Understanding AutoEncoders with an example: A step-by-step tutorial

Part I: Vanilla AutoEncoders

Daniel Godoy

Published in

TDS Archive

13 min readMay 31, 2022

Introduction

Autoencoders are cool! They can be used as generative models, or as anomaly detectors, for example.

Moreover, the idea behind an autoencoder is actually quite simple: we take two models, one encoder and one decoder, and place a “bottleneck” in the middle of them. Then, we give it the same data both as input and output, so the autoencoder learns, at the same time, a compressed representation of the input (that’s what the encoder will do), and how to reconstruct the input from that representation (that’s what the decoder will do).

Seems easy, right?

The implementation details of an autoencoder, though, are many and require you to pay close attention to get them right. So, we’re starting this series of two articles with a simple synthetic dataset (which we'll work with throughout the whole series) and a vanilla autoencoder (AE).

In the second article, we'll work with variational autoencoders (VAEs), the reparametrization trick, the Kullback-Leibler divergence/loss, and convolutional variational autoencoders (CVAEs).

You’re invited to read this series of articles while running its accompanying notebook, available on my GitHub’s “Accompanying Notebooks” repository, using Google Colab:

Google Colaboratory — Understanding AutoEncoders

Accompanying Notebook

colab.research.google.com

Moreover, I built a Table of Contents to help you navigate the topics across the two articles, should you use it as a mini-course and work your way through the content one topic at a time.

Part I: Vanilla AutoEncoders (this article)

Part II: Variational AutoEncoders

An MNIST-like Dataset of Circles

The MNIST database (Modified National Institute of Standards and Technology database) of handwritten digits is the go-to dataset for tutorials using images as inputs. The reduced size of these single-channel (grayscale) images, 28x28 pixels, makes them perfect for quickly training computer vision models.

In this tutorial, we’ll keep the long tradition of using images of 28x28 pixels, but we’re generating a synthetic dataset that is even simpler than the traditional MNIST — a dataset of circles of different sizes:

An MNIST-like dataset of circles of various sizes. Image by author.

To generate these circles, we’ll use Matplotlib to draw them on figures, and then use PIL to convert these figures into grayscale images, resized to the typical 28x28 size. The circles are drawn close to the center (coordinates 0.5, 0.5), and each circle has a radius between 0.03 and 0.47.

Generating an MNIST-like dataset of circles

After generating 1,000 images of circles, we’ll build a TensorDataset, where the pixel values (now in the range [0.0, 1.0]) are the features and the radius is the label; and a data loader to load mini-batches from while training our models.

So, let’s begin!

The Encoder

The role of the encoder is to map an input (x) — 784 pixels (28x28) in our case — to a compressed representation, that is, a vector. This vector is usually denoted by the letter z, and it can be any size you want.
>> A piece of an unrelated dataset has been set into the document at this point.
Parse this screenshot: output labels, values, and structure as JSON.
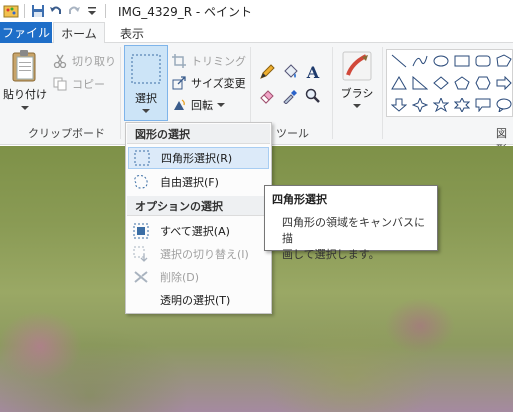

In our simple example, we’ll be using a vector of size ONE, that is, each image is going to be assigned to ONE value, and one value alone.
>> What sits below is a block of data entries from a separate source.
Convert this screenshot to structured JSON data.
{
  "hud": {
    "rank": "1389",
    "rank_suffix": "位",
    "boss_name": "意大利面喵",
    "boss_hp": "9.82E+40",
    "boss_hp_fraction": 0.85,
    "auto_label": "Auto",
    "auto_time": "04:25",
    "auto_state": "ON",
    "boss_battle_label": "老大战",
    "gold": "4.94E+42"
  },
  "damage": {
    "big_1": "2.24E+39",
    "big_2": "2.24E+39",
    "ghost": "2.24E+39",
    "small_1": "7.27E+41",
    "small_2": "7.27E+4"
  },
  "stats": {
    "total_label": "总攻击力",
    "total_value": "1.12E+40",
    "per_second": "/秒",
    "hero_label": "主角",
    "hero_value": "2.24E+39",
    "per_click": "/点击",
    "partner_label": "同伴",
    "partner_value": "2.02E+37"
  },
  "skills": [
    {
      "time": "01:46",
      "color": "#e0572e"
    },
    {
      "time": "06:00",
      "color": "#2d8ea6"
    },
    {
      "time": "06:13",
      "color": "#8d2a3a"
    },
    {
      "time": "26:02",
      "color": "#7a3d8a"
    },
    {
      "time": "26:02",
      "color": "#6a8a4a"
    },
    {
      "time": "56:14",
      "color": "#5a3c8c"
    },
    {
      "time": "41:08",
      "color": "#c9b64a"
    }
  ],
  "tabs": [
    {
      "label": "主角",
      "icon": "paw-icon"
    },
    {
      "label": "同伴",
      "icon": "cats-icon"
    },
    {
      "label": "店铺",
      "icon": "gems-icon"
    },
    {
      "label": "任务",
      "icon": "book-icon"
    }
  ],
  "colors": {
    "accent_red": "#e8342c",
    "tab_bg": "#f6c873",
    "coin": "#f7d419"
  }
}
Encoding an input (x) to a compressed representation (z). Image by author.

“Why a vector of size only one?”

The reasoning behind this choice is two-fold: first, it will make visualization easier (e.g., plotting histogram, reconstructing images along a single dimension); second, I am not telling you the second reason just yet (that would be a major spoiler), since you’ll find out later in the “Latent Space Distribution (AE)” section :-)
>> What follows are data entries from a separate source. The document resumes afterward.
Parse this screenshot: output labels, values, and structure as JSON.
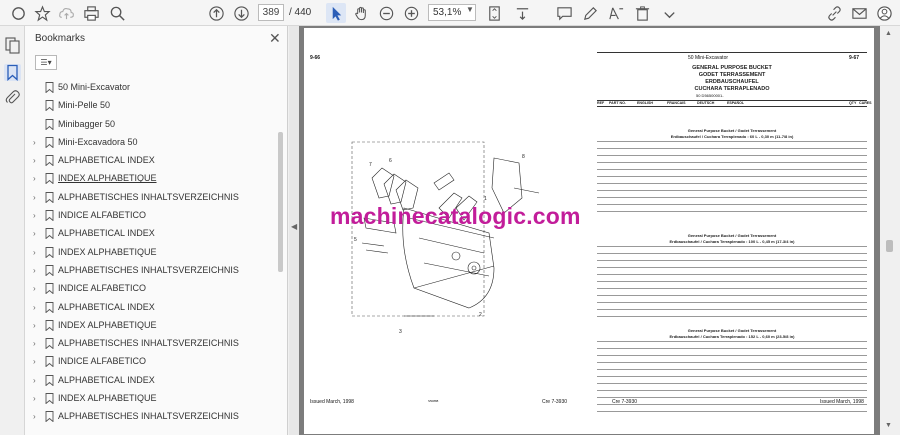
{
  "toolbar": {
    "page_current": "389",
    "page_total": "/ 440",
    "zoom": "53,1%"
  },
  "panel": {
    "title": "Bookmarks",
    "items": [
      {
        "label": "50 Mini-Excavator",
        "expandable": false
      },
      {
        "label": "Mini-Pelle 50",
        "expandable": false
      },
      {
        "label": "Minibagger 50",
        "expandable": false
      },
      {
        "label": "Mini-Excavadora 50",
        "expandable": true
      },
      {
        "label": "ALPHABETICAL INDEX",
        "expandable": true
      },
      {
        "label": "INDEX ALPHABETIQUE",
        "expandable": true
      },
      {
        "label": "ALPHABETISCHES INHALTSVERZEICHNIS",
        "expandable": true
      },
      {
        "label": "INDICE ALFABETICO",
        "expandable": true
      },
      {
        "label": "ALPHABETICAL INDEX",
        "expandable": true
      },
      {
        "label": "INDEX ALPHABETIQUE",
        "expandable": true
      },
      {
        "label": "ALPHABETISCHES INHALTSVERZEICHNIS",
        "expandable": true
      },
      {
        "label": "INDICE ALFABETICO",
        "expandable": true
      },
      {
        "label": "ALPHABETICAL INDEX",
        "expandable": true
      },
      {
        "label": "INDEX ALPHABETIQUE",
        "expandable": true
      },
      {
        "label": "ALPHABETISCHES INHALTSVERZEICHNIS",
        "expandable": true
      },
      {
        "label": "INDICE ALFABETICO",
        "expandable": true
      },
      {
        "label": "ALPHABETICAL INDEX",
        "expandable": true
      },
      {
        "label": "INDEX ALPHABETIQUE",
        "expandable": true
      },
      {
        "label": "ALPHABETISCHES INHALTSVERZEICHNIS",
        "expandable": true
      }
    ]
  },
  "document": {
    "left_page_num": "9-66",
    "right_page_num": "9-67",
    "model": "50 Mini-Excavator",
    "heading_en": "GENERAL PURPOSE BUCKET",
    "heading_fr": "GODET TERRASSEMENT",
    "heading_de": "ERDBAUSCHAUFEL",
    "heading_es": "CUCHARA TERRAPLENADO",
    "serial": "50 D56500001-",
    "columns": [
      "REF",
      "PART NO.",
      "ENGLISH",
      "FRANCAIS",
      "DEUTSCH",
      "ESPAÑOL",
      "QTY",
      "CARES"
    ],
    "footer_left": "Issued March, 1998",
    "footer_mid": "Cre 7-3930",
    "footer_mid2": "Cre 7-3930",
    "footer_right": "Issued March, 1998",
    "diagram_code": "S50888",
    "sections": [
      {
        "title1": "General Purpose Bucket / Godet Terrassement",
        "title2": "Erdbauschaufel / Cuchara Terraplenado : 60 L - 0,30 m (11-7/8 in)"
      },
      {
        "title1": "General Purpose Bucket / Godet Terrassement",
        "title2": "Erdbauschaufel / Cuchara Terraplenado : 100 L - 0,45 m (17-3/4 in)"
      },
      {
        "title1": "General Purpose Bucket / Godet Terrassement",
        "title2": "Erdbauschaufel / Cuchara Terraplenado : 152 L - 0,60 m (23-5/8 in)"
      }
    ]
  },
  "watermark": "machinecatalogic.com"
}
So, we need a model that takes an image and outputs a vector (z) containing a single value. The model below does the trick — it flattens the image into 784 pixels/features, runs them through two fully-connected hidden layers, and outputs a single value in the end.

Encoder(
  (base_model): Sequential(
    (0): Flatten(start_dim=1, end_dim=-1)
    (1): Linear(in_features=784, out_features=2048, bias=True)
    (2): LeakyReLU(negative_slope=0.01)
    (3): Linear(in_features=2048, out_features=2048, bias=True)
    (4): LeakyReLU(negative_slope=0.01)
  )
  (lin_latent): Linear(in_features=2048, out_features=1, bias=True)
)

Notice that I kept the output layer (lin_latent) separate from the "base" model. It may seem a distinction without a difference at the moment, but you'll understand the reasoning behind this choice when we tackle variational autoencoders in the second post of the series. Please bear with me.

Also, keep in mind that this model is just an example — it could be simpler, or deeper, or even a convolutional neural network (we’ll get back to that in the second post as well).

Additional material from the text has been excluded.